On sait le natif de Figueras friable, et il ne tarde pas à le devenir après sa victoire en ouverture du Mondial. Le reste est un condensé de ce qu'un pilote peut vivre dans une carrière, dans les limites du raisonnable qu'il dépasse à cause d'une frustration récurrente. La scène entrevue dans le trailer, lors de laquelle il prend à partie son directeur Lin Jarvis dans le garage Yamaha, au milieu de toute l'équipe, est proprement hallucinante. Submergé par la vitesse de Fabio Quartararo, il accuse l'équipe d'avoir saboté sa machine. Du Biaggi en perdition à l'époque Honda qui annonce une fin pitoyable et décrédibilisante pour lui seul. Sa prochaine paternité et son transfert chez Aprilia ne seront qu'un répit avant le désarroi de la mort accidentelle de Dean Berta, son cousin de 15 ans, en Superbike.
Au fil des Grands Prix, "MotoGP Unlimited" dévale des montagnes russes et se laisse porter par les événements, sans recours aux effets spéciaux. C'est le choix de la sobriété, loin de tout sensationnalisme. Dans ces "behind the scene", Aleix Espargaro peste contre son frère Pol qui lui saccage ses trajectoires, Valentino Rossi nous ouvre les portes de son ranch où s'entraînent ses poulains, et se fait de plus en plus à l'idée d'une retraite bien méritée. La légende au crépuscule de son extraordinaire carrière revient de temps en temps au premier plan mais il ne fera pas exception à la règle : aucun pilote ni aucune équipe n'a droit à un épisode dédié.
Le nouveau casque de Valentino Rossi (Yamaha Petronas SRT) au Grand Prix de Saint-Marin, le 18 septembre 2021

"MotoGP Unlimited" n'oublie pas le business

Chez Ducati, Jack Miller coule peu à peu face à son coéquipier Pecco Bagnaia et s'en ouvre, tandis que le rookie Jorge Martin occupe déjà une place de choix. Sa sérieuse blessure l'a coupé dans son élan et permet de rappeler la fragilité de tous ces destins. D'ailleurs, cette saison 2021 est d'une rare intensité émotionnelle, jusqu'au tragique, et "MotoGP Unlimited" en est le témoin : avènement d'un nouveau champion après huit ans de domination espagnole, der de VR46, naufrage de Maverick Vinales, drame de la mort de Jason Dupasquier, éclosion de Pecco Bagnaia… rien ne manque à cette trame hollywoodienne.

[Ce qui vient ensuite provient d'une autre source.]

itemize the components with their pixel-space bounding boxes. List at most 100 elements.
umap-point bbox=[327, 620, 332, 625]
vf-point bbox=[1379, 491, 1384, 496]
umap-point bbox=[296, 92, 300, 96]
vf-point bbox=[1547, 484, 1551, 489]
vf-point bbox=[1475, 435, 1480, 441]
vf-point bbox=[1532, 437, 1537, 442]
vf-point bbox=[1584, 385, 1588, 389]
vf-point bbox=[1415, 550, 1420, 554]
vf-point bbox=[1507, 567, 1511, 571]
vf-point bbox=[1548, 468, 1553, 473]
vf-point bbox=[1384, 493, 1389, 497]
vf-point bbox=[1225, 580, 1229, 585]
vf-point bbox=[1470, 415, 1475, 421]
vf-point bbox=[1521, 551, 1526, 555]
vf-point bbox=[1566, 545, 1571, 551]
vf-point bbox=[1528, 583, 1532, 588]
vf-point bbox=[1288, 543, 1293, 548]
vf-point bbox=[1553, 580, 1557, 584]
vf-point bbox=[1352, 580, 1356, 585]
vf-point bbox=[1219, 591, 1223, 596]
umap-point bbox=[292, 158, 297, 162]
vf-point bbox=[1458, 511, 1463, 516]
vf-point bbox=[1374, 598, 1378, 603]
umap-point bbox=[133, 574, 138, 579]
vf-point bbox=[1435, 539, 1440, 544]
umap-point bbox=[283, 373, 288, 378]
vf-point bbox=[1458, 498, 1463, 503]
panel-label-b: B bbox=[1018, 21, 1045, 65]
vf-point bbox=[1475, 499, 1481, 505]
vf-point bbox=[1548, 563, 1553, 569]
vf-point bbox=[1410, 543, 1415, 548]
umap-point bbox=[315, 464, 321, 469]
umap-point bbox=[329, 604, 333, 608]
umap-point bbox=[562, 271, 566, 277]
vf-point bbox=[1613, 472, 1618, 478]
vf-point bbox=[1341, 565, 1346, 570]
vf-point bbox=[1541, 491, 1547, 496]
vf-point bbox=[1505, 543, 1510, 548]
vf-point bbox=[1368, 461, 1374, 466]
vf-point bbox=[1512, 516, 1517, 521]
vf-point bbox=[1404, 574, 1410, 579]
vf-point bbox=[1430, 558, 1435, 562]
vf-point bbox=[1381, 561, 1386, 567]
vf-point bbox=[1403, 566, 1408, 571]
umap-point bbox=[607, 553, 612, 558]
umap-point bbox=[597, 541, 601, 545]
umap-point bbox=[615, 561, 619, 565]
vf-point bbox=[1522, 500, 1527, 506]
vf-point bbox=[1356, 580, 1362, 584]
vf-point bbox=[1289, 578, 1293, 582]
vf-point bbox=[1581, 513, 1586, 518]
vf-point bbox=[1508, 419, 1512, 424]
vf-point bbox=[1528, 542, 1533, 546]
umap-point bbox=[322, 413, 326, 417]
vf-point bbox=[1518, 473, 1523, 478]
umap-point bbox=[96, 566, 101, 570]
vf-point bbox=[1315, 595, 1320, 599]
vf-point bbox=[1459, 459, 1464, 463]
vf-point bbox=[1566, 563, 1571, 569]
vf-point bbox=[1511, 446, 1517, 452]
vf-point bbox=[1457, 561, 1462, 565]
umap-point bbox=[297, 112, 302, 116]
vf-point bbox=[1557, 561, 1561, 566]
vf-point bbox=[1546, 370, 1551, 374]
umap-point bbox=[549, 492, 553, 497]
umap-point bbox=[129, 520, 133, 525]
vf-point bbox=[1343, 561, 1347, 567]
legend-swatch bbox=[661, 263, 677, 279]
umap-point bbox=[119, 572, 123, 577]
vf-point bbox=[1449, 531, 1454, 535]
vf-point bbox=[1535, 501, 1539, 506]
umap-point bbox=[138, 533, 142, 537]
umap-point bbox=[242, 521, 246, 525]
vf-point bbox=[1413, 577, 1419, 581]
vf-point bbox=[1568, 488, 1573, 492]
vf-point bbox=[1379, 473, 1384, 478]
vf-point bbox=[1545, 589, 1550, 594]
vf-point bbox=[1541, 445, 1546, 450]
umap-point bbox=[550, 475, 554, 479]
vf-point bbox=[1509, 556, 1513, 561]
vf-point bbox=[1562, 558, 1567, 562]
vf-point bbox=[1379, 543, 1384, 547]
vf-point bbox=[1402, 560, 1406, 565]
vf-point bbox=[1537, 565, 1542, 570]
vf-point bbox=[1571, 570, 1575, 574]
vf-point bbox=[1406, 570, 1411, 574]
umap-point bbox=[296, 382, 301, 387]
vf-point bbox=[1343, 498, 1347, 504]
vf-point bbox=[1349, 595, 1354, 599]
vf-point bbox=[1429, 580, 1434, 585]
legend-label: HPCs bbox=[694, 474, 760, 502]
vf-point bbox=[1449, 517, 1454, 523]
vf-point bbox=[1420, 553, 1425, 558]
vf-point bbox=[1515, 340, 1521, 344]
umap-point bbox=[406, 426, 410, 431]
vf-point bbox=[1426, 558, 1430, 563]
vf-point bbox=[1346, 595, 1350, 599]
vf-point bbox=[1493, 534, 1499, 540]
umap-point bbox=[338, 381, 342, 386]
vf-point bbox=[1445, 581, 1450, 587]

La série surfe sur les rebondissements mais elle sait les anticiper. Sa caméra est là lorsque le patron de l'équipe SRT, satellite de Yamaha, annonce à son staff en colère qu'il va proposer Morbidelli pour remplacer Vinales dans le team d'usine. Et elle est encore là lorsqu'il annonce le retrait de Petronas, et par conséquent la fin de l'équipe. En montrant ce côté business qui effraie la F1, "MotoGP Unlimited" va plus loin, sans crainte, prouvant qu'elle sait faire mieux sans artifice.